Spinal fusion became what has been termed the "gold standard" for the treatment of
mechanical low back pain, yet there was no scientific basis for this. Operations of fusion for
low back pain were initially done at the beginning of the last century for
back pain thought to be related to
congenital abnormalities or for past spinal
infection. The recognition of the disc as a cause of
sciatica, commonly associated with
back pain, and the recognition that a degenerate disc led to
abnormal movement suggested the concept that this
abnormal movement was the cause of
pain, and this
abnormal movement came to be called "instability". Much biomechanical expertise confirmed the fact that degenerate discs led to
abnormal movement, there were many hypothesis as to why this caused
pain. However clinical results of fusion for
back pain were unpredictable.
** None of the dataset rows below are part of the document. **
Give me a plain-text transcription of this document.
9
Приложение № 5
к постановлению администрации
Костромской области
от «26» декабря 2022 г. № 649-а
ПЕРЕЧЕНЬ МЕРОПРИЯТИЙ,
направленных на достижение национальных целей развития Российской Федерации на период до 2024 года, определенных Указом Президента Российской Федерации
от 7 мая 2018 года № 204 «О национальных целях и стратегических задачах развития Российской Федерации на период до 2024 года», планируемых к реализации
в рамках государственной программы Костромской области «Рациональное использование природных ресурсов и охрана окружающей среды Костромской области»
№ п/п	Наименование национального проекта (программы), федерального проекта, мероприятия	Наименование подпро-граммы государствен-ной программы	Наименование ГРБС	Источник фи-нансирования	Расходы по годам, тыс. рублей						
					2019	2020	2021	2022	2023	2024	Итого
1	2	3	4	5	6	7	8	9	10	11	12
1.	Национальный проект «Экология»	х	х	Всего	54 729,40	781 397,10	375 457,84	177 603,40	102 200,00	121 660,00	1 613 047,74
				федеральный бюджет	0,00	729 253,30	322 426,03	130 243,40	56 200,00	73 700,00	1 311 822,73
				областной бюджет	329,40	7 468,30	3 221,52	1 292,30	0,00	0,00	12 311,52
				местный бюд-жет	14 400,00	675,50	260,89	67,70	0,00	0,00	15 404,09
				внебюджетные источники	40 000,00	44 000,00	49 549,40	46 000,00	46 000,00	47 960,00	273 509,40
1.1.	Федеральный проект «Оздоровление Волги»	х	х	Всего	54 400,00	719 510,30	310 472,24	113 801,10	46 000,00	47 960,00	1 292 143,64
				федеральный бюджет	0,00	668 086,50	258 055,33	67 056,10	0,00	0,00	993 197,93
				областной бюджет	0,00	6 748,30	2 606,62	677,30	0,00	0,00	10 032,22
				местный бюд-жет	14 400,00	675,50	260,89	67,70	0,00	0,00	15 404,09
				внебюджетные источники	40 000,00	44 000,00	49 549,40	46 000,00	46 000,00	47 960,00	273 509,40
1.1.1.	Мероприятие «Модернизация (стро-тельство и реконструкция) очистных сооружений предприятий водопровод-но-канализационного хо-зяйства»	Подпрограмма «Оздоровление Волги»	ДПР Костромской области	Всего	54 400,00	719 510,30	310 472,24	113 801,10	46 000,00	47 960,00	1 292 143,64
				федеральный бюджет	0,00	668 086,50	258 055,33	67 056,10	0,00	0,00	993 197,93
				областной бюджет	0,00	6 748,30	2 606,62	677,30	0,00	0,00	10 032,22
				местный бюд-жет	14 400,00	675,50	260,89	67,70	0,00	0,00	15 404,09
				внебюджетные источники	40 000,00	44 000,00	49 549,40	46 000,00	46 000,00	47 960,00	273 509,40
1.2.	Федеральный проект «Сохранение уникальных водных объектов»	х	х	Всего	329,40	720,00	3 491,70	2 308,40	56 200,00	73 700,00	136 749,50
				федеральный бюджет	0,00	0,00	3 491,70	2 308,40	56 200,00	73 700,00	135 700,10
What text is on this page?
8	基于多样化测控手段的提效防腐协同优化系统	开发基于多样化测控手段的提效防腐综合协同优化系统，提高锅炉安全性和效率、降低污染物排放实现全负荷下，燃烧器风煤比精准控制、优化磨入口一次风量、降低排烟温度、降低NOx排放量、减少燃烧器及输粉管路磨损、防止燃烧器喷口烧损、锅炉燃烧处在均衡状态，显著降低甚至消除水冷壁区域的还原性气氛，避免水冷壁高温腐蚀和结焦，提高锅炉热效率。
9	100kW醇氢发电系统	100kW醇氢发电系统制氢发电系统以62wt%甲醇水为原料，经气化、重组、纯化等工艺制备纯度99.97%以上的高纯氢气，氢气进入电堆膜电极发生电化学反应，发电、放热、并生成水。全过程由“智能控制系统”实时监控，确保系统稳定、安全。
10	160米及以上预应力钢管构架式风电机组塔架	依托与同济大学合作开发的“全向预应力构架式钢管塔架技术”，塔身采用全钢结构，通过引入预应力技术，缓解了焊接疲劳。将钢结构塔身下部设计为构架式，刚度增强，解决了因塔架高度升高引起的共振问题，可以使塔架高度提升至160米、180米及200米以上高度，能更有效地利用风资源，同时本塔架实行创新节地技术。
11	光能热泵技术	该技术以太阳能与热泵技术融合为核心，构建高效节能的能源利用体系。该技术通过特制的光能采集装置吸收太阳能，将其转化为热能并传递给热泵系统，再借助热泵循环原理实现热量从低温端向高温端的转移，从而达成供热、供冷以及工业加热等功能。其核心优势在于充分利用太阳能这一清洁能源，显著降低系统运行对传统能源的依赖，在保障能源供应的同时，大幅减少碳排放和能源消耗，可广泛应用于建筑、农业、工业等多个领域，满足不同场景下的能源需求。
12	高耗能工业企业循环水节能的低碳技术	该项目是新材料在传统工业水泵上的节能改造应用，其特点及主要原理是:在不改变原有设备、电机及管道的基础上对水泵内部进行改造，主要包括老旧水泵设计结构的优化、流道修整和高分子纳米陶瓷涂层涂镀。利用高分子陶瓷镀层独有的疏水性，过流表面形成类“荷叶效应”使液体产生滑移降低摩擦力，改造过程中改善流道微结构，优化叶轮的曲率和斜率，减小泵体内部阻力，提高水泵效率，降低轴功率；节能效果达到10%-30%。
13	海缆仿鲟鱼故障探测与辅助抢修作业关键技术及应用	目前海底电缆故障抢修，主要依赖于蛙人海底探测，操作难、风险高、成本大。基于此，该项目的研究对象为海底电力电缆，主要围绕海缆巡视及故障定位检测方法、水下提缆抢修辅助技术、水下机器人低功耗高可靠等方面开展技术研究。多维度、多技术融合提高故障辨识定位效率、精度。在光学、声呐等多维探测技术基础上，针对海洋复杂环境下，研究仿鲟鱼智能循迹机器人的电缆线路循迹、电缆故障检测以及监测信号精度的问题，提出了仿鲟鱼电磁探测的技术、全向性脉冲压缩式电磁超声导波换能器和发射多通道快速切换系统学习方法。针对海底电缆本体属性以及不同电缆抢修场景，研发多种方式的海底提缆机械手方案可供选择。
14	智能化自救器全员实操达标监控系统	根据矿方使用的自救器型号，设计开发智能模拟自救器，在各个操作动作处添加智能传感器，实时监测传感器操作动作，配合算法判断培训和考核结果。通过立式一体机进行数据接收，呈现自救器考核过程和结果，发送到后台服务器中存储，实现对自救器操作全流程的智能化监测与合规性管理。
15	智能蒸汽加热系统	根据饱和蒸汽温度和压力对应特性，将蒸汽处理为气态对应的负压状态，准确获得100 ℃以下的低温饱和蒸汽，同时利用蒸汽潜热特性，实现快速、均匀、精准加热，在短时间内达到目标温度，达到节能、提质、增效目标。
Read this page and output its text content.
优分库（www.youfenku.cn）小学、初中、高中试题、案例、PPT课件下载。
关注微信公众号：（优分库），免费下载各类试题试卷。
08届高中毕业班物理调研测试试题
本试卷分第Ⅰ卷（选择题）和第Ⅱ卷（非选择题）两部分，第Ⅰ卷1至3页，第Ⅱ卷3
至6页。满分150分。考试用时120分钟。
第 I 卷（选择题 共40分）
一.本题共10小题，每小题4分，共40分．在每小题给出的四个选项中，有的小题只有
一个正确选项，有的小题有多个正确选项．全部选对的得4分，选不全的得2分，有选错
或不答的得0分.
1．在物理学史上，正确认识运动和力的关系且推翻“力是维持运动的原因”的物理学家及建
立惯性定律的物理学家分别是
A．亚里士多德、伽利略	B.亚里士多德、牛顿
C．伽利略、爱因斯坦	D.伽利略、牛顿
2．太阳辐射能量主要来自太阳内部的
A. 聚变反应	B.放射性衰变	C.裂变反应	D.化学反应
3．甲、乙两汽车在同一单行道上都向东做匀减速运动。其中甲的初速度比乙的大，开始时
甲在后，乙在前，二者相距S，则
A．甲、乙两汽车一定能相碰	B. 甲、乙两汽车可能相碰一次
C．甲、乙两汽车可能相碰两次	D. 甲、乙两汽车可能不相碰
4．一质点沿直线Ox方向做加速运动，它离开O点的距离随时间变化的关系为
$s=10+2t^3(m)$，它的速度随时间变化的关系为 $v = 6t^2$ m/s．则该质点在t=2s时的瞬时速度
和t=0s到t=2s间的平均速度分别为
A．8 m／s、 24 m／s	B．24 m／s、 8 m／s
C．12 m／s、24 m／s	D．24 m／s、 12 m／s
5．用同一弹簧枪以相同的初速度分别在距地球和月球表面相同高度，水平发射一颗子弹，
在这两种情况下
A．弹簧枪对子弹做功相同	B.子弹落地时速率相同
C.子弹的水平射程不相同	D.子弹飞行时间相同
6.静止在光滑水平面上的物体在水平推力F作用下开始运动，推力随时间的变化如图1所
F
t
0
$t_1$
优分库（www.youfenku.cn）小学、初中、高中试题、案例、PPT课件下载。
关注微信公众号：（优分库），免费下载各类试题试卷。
The failure of
pedicle screws and cage fusion to improve the clinical results of fusion despite near 100% fusion success, and the introduction of "flexible stabilization" and artificial discs, which demonstrated that despite the often unpredictable movement permitted by of these devices, clinical success was similar to fusion, directed attention to the other role of the disc, that of load transfer, which these devices also affected. Abnormal load transfer was already known to be critical in other joints in the body and had led to the use of
osteotomy to realign joints. The relevance of load transfer to the future design of spinal implants used in the treatment of
low back pain is discussed, and some finite
element studies are reported demonstrating the likely effect of abnormal loading beneath an incompletely incorporated plate of an artificial disc, perhaps explaining in part the somewhat disappointing clinical results to date of the implantation of artificial discs.